Der Stammtisch hat gewonnen

Die Leugner des Klimawandels haben mit dem Abschuss des CO2-Gesetzes einen kurzfristigen Sieg errungen. Billiges Fliegen und günstiges Benzin sind einer knappen Bevölkerungsmehrheit wichtiger. Die Rechtfertigungen sind fadenscheinig.

Morgenstau auf der Limmattalstrasse

An einer Geburtstagsparty war der Spruch zu hören, dass es Kli­mawandel schon immer gegeben habe. Das stimmt schon. Aber den jetzigen haben wir Menschen selbst zu verantworten. Wer sol­che Argumente verwendet, will auf keinen Fall seinen Lebensstil ändern, und dieser Person ist es wahrscheinlich ziemlich egal, wie die Zukunft der jüngeren Genera­tionen aussehen wird. Im Laufe des Abends wurde gegen die Po­litik der rot-grünen Stadt Zürich gewettert, und der Schreibende hatte die Gelegenheit, die ökologi­schen Positionen und Standpunk­te zu erklären und zu verteidigen.

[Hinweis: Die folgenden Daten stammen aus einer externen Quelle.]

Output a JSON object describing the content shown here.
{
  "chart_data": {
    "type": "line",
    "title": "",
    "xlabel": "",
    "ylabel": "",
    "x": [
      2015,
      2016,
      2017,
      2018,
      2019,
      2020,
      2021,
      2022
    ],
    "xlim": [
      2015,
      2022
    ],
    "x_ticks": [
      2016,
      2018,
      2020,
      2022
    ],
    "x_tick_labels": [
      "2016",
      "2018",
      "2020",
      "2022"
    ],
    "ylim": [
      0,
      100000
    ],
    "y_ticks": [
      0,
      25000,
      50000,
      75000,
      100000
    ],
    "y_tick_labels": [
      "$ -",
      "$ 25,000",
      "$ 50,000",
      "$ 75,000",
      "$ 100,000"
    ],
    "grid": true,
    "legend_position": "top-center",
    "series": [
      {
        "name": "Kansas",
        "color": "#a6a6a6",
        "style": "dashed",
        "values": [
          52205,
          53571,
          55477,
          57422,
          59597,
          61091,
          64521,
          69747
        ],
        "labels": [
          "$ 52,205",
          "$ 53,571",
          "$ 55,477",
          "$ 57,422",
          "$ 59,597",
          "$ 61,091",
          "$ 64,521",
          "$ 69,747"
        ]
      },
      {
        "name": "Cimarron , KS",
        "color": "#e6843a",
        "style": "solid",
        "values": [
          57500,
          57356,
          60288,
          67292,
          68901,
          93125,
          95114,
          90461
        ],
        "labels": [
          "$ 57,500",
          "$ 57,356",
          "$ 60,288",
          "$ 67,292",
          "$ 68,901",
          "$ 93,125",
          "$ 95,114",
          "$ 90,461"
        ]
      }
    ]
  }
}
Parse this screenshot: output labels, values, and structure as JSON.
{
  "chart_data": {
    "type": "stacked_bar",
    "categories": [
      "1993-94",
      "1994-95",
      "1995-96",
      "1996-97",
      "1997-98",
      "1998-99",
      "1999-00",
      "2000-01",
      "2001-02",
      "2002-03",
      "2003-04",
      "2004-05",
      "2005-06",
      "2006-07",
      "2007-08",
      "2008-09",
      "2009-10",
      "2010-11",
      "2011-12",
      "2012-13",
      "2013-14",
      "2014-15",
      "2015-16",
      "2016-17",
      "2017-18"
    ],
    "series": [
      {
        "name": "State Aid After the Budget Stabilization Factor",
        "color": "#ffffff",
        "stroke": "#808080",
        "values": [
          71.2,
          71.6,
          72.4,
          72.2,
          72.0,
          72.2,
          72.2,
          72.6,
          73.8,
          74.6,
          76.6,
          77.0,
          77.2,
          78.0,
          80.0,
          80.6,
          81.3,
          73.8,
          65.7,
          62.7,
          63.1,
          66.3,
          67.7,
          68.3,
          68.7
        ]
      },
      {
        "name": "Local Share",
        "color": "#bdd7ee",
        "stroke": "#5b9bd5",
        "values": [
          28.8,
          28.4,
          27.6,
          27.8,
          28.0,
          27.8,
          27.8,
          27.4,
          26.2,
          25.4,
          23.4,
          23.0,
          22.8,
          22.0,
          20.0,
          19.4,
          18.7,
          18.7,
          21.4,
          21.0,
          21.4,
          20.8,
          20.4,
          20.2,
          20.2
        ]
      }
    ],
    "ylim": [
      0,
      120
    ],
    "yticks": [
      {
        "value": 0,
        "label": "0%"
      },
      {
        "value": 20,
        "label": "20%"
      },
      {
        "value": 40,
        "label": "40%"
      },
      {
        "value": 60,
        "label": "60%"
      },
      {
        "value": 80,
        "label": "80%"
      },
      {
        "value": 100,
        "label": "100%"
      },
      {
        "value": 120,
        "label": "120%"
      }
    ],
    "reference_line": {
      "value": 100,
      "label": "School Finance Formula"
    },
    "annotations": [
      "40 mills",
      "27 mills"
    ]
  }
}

Sehr wahrscheinlich haben sie es erraten: Diese Feier fand auf dem Land statt. Und ja, es war ein lus­tiger Abend, trotz gegenteiliger Po­sitionen.

«Die Schweiz ist vom Klimawandel nicht betroffen»

Offensichtlich hören wir einander nicht mehr zu und nehmen die Sorgen, Ängste und Nöte von An­dersdenkenden nicht ernst. Und da auch die Umstände immer kom­plexer werden, brauchen wir unbe­dingt eine auf Fakten basierende Lösungsstrategie. Es ist ja nicht nur der Klimawandel, der weltweit durch den Verbrauch fossiler Ener­gieträger unsere Umwelt in einen dystopischen Albtraum verwan­delt. Es sind auch der Verlust der Biodiversität durch die Vergiftung unserer Böden und des Grund­wassers, die schleichend voran­schreitet und in Kauf genommen wird. Dies für die kurzfristige Ge­winnmaximierung der auf stetem Wachstum basierenden Wirtschaft. Mit der Lenkungsabgabe für CO2 – die eigentlich zu wenig weit ging – hätten wir Gegensteuer geben kön­nen. Leider verfingen die irrefüh­renden Argumente von SVP und Bauernverband, dass es für alle teurer wird. Irgendwann werden wir für die Folgen des Klimawan­dels zahlen. Je länger wir warten, desto teurer wird das für uns.

«Den Verkehrskollaps verdanken wir Rot-Grün»

Auch diese unsinnige Erklärung des Verkehrskollapses in der Stadt Zürich ist Blödsinn. Die Autos ste­hen nicht im Stau, weil es weniger Parkplätze gibt, es sind schlicht zu viele Autos, die in oder durch die Stadt wollen. Nicht nur die Anzahl Fahrzeuge hat stetig zu­genommen, die Autos sind auch viel grösser geworden. Allein der Zuwachs an SUVs ist bedenklich, und wenn man die Fahrzeuge, die im Stau stehen, beobachtet, sitzt meist nur eine Person drin. So ist es nur logisch, dass die Stras­sen den Zuwachs nicht mehr ver­kraften. Genauso, wie man nicht zwei Liter Wasser in eine Einliter­flasche pressen kann. Was durch diese Staus immer mehr leidet, ist der öffentliche Verkehr. Dies soll­ten wir nicht mehr hinnehmen. Es ist Zeit, neue Prioritäten festzule­gen, den ÖV!

«Beschränkter Autoverkehr diskriminiert die Agglomeration und das Land»

Ohne Einschränkung des mo­torisierten Individualverkehrs (MIV) in der Stadt geht es nicht. Dies kann nur durch ein effekti­ves Roadpricing erreicht werden. Der Zugang in die Stadt muss dennoch gewährleistet sein. Mit dem Ausbau von Parkplätzen bei den äusseren Zubringern wie S-Bahn-Stationen oder Endstatio­nen der Trams könnten alle, die auf dem Land keine guten ÖV-An­bindungen haben mit ihren Fahr­zeugen bis vor die Stadt gelangen, um dort auf den ÖV umzustei­gen. Mittels Roadpricing können diese Parkplätze und der ÖV in der Stadt Zürich quersubventio­niert werden. Ausserdem braucht es einen privilegierten Zugang für Gewerbetreibende in die Stadt, da diese auf ihr Fahrzeug angewie­sen sind. Es geht nicht nur darum, die Treib­hausgase so schnell wie möglich auf Nettonull zu bringen, sondern um die Verbesserung unserer Le­bensqualität. Politisch ist dies nur dann umsetzbar, wenn die Leute für den Umstieg auf den ÖV nicht mehr bezahlen, als wenn sie ihr Auto benutzen.